17 de mar de 2008

Um dia desses atrás foi o dia da poesia!


E eu não poderia deixar que registrar esse momento!

E tudo começou com o padre José de Anchieta escrevendo "Poema à Virgem" nas areias de uma praia e memorizando os versos para passar mais tarde para o papel. Muitos dizem que ali nasceu a poesia brasileira. Hoje, cinco séculos depois, em 14 de março, é comemorado o Dia Nacional da Poesia. A data foi escolhida em homenagem ao poeta baiano Castro Alves (1847-1871), que um dia escreveu "Eu sinto em mim o borbulhar de um gênio". Anos depois, Castro Alves virou nome da praça em Salvador e foi homenageado por Caetano Veloso na música "Um frevo novo", que dizia que "a Praça Castro Alves é do povo, como o céu é do avião". A poesia no Brasil teve diversos estilos: de uma índole renascentista até a grande diversidade de individualidades de hoje, passou pelo "Barroco", de Gregório de Matos, pelos árcades do século XVIII mineiro, pelo "Romantismo" de Gonçalves Dias e Castro Alves, chegando ao virtuosismo formal dos "parnasianos", à alta reação espiritualista do "Simbolismo", ao "Sincretismo" que precedeu o "Modernismo" de Manuel Bandeira, Mário de Andrade, Jorge de Lima, Cecília Meireles, Drummond e por aí vai.
No seio da mulher há tanto aroma... nos seus beijos de fogo há tanta vida...

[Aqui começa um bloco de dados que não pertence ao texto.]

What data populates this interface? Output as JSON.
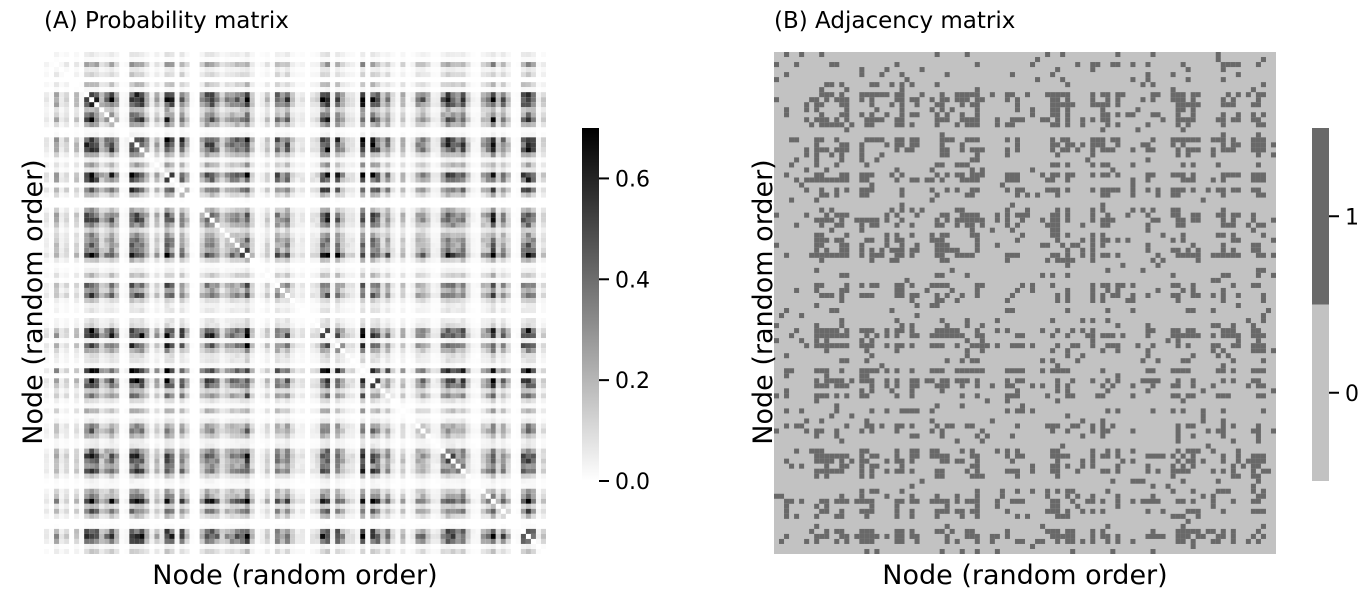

Dizem que é difícil definir o que é poesia. As definições que se fazem são, inclusive, verdadeiras poesias. O escritor Alexei Bueno, especialista no assunto, autor do recém-lançado livro "Uma história da poesia brasileira", prefere duas definições, que, segundo ele, são as melhores: "Diz a primeira: a poesia é uma indecisão entre um som e um sentido. Afirma a segunda: a poesia é a arte de dizer apenas com palavras o que apenas palavras podem dizer". Em seu livro, ele traça uma linha histórica dos versos brasileiros e critica os que fazem comparações entre os vários estilos da poesia ao longo de 500 anos. Segundo Alexei Bueno, "há simplificações nefastas na percepção vulgar da literatura e das outras artes no Brasil. Pior, sem dúvida, é fruto da ideologia do progresso". O autor combate quem cria "a ilusão de que o mais recente é sempre superior ao anterior". E garante: "Só mesmo um parvo julgaria que o Modernismo é intrinsecamente superior ao Romantismo, do mesmo modo que esse é superior ao Barroco, e assim por diante".

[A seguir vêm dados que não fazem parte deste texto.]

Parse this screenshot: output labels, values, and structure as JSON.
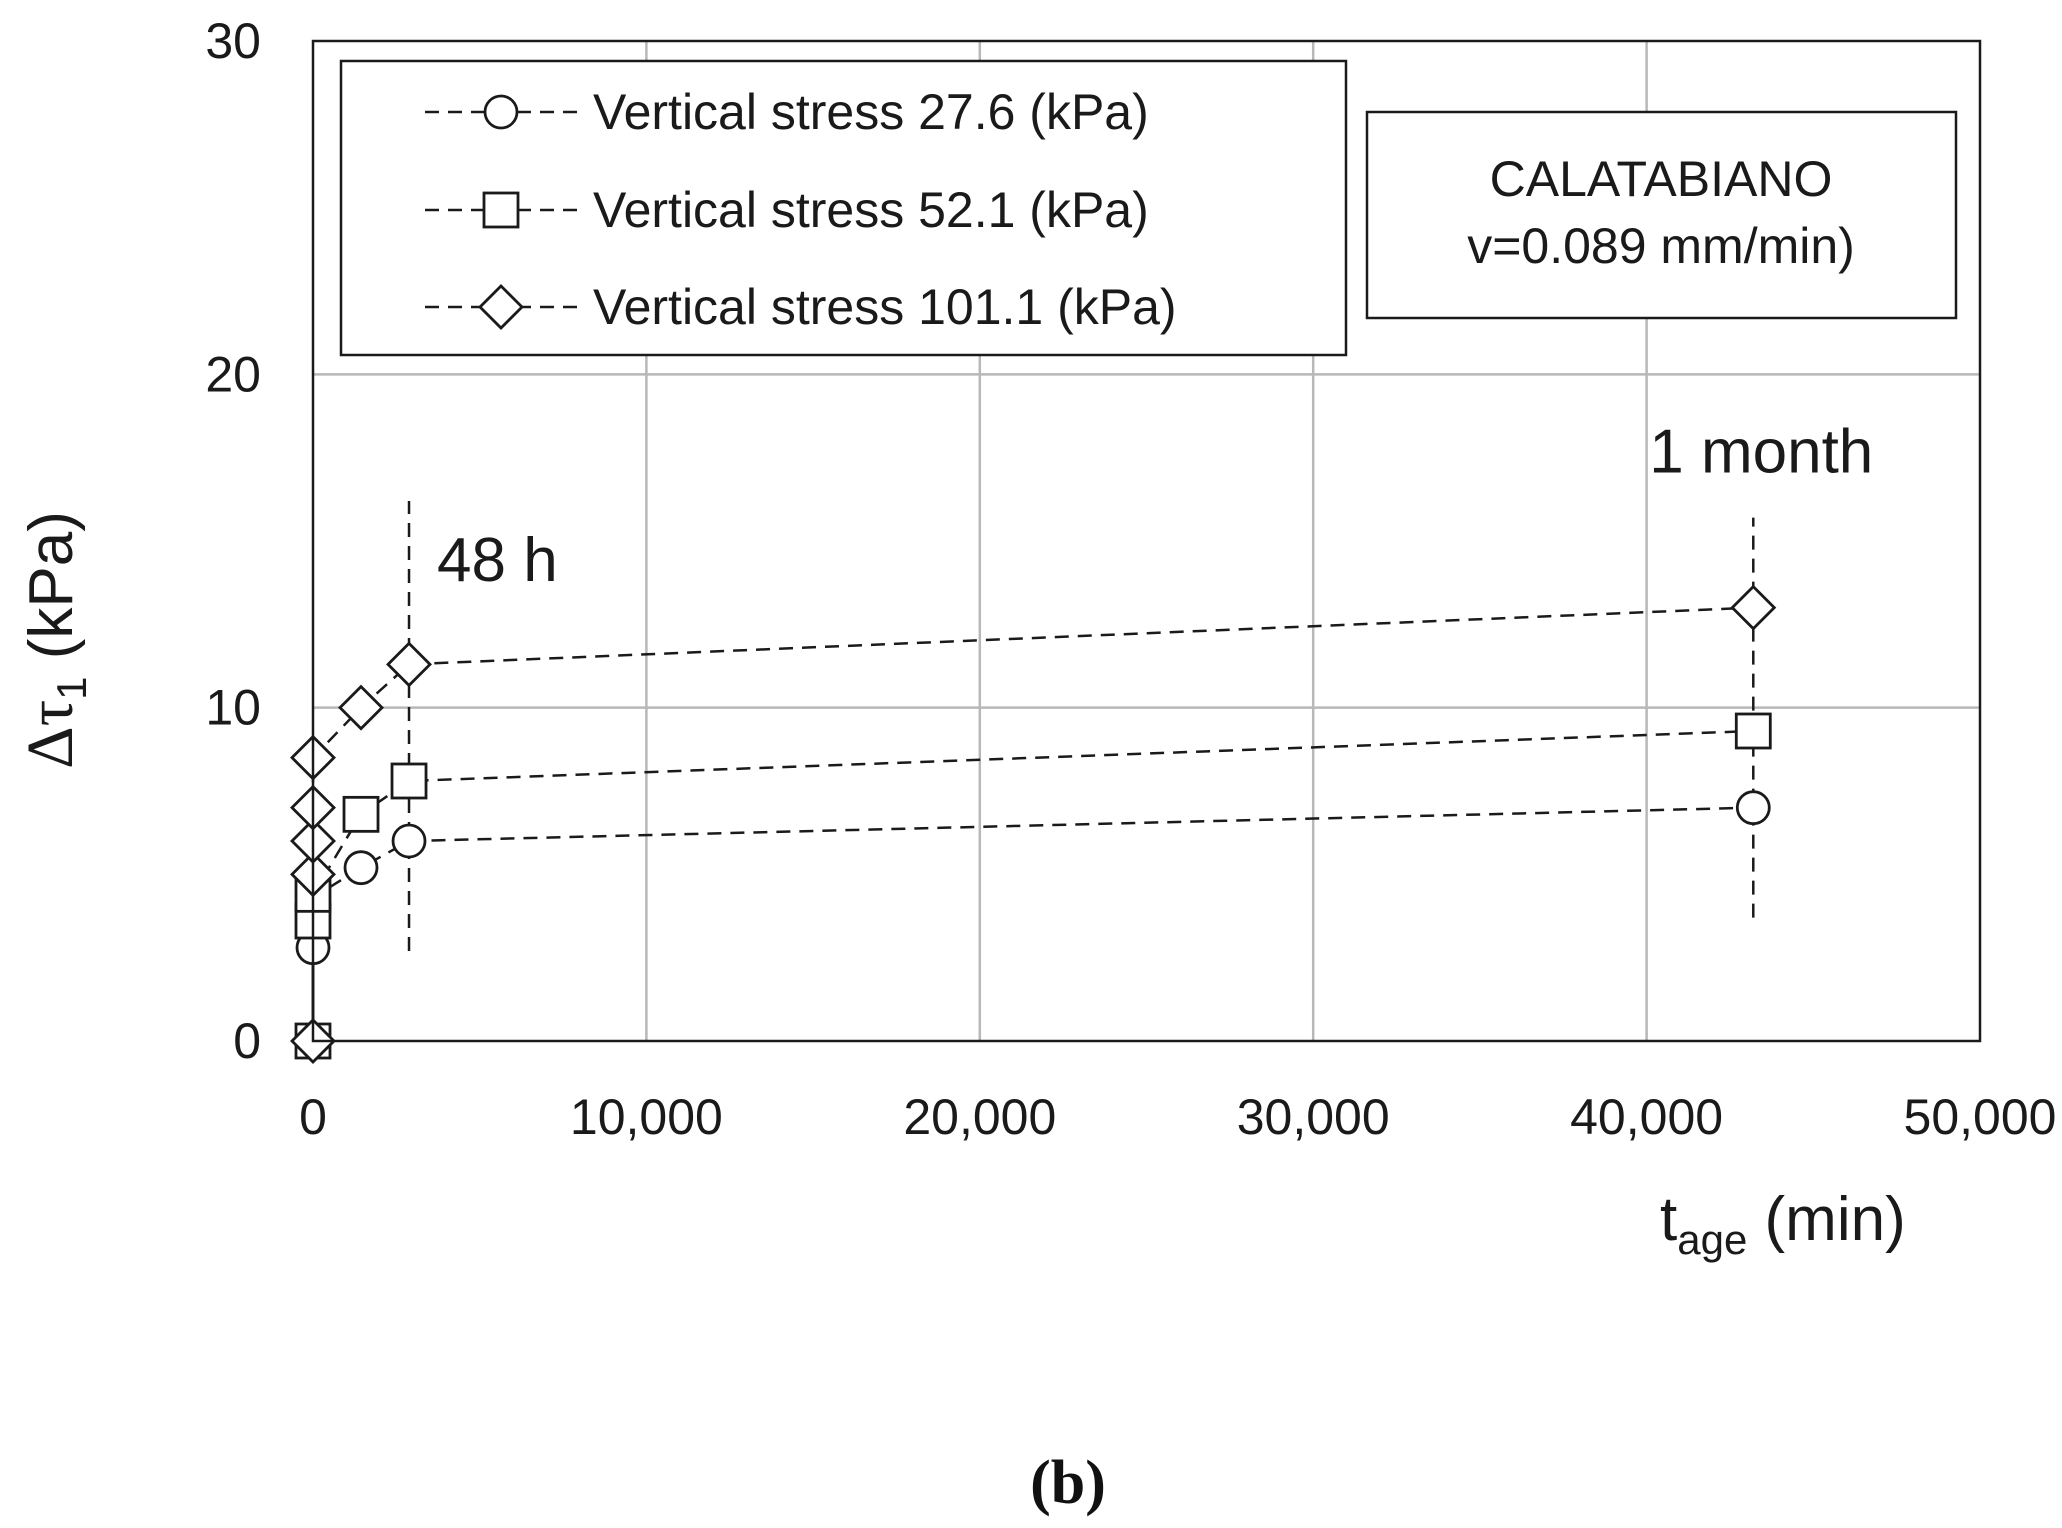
{
  "panel_label": "(b)",
  "chart_data": {
    "type": "scatter",
    "title": "",
    "xlabel": {
      "main": "t",
      "sub": "age",
      "tail": " (min)"
    },
    "ylabel": {
      "prefix": "Δτ",
      "sub": "1",
      "tail": "  (kPa)"
    },
    "xlim": [
      0,
      50000
    ],
    "ylim": [
      0,
      30
    ],
    "x_ticks": [
      0,
      10000,
      20000,
      30000,
      40000,
      50000
    ],
    "x_tick_labels": [
      "0",
      "10,000",
      "20,000",
      "30,000",
      "40,000",
      "50,000"
    ],
    "y_ticks": [
      0,
      10,
      20,
      30
    ],
    "y_tick_labels": [
      "0",
      "10",
      "20",
      "30"
    ],
    "grid": true,
    "legend_position": "top-left",
    "series": [
      {
        "name": "Vertical stress 27.6 (kPa)",
        "marker": "circle",
        "line": "dashed",
        "x": [
          0,
          0,
          0,
          1440,
          2880,
          43200
        ],
        "y": [
          0,
          2.8,
          4.3,
          5.2,
          6.0,
          7.0
        ]
      },
      {
        "name": "Vertical stress 52.1 (kPa)",
        "marker": "square",
        "line": "dashed",
        "x": [
          0,
          0,
          0,
          1440,
          2880,
          43200
        ],
        "y": [
          0,
          3.6,
          4.4,
          6.8,
          7.8,
          9.3
        ]
      },
      {
        "name": "Vertical stress 101.1 (kPa)",
        "marker": "diamond",
        "line": "dashed",
        "x": [
          0,
          0,
          0,
          0,
          0,
          1440,
          2880,
          43200
        ],
        "y": [
          0,
          5.0,
          6.0,
          7.0,
          8.5,
          10.0,
          11.3,
          13.0
        ]
      }
    ],
    "annotations": [
      {
        "text": "48 h",
        "x": 2880,
        "y_from": 2.7,
        "y_to": 16.2
      },
      {
        "text": "1 month",
        "x": 43200,
        "y_from": 3.7,
        "y_to": 15.7
      }
    ],
    "info_box": {
      "line1": "CALATABIANO",
      "line2": "v=0.089 mm/min)"
    }
  }
}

Em uma terra ainda hoje repleta de poetas, em que existe a máxima de que "de médico, poeta e louco todos nós temos um pouco", fica difícil afirmar quem foi o primeiro poeta brasileiro. Há até quem garanta que Pero Vaz de Caminha fez poesia ao escrever a famosa carta narrando o descobrimento. Ou alguém nega que "Em se plantando tudo dá" é poesia pura? Alexei Bueno, no entanto, conta que o baiano Gregório de Matos Guerra (1633-1695) é, sem qualquer dúvida, "o primeiro grande poeta do Brasil". Ele nada publicou em vida, como era comum para autores da Colônia no período, mas sua obra chegou até nós em numerosos códices (espécie de pergaminhos) manuscritos.

Muitos versos foram criados e cerca de 300 anos se passaram até que Gonçalves Dias (1823-1864) escrevesse na célebre "Canção do Exílio" uma das peças mais famosas de toda a poesia brasileira: "Minha terra tem palmeiras, onde canta o sabiá; as aves, que aqui gorjeiam, não gorjeiam como lá". Ainda no Romantismo, o mulherengo Castro Alves, que aos 18 anos já vivia uma vida de marido e mulher com uma moça em Pernambuco e aos 19 era amante de uma mulher dez anos mais velha que ele, declamava: "No seio da mulher há tanto aroma... nos seus beijos de fogo há tanta vida...".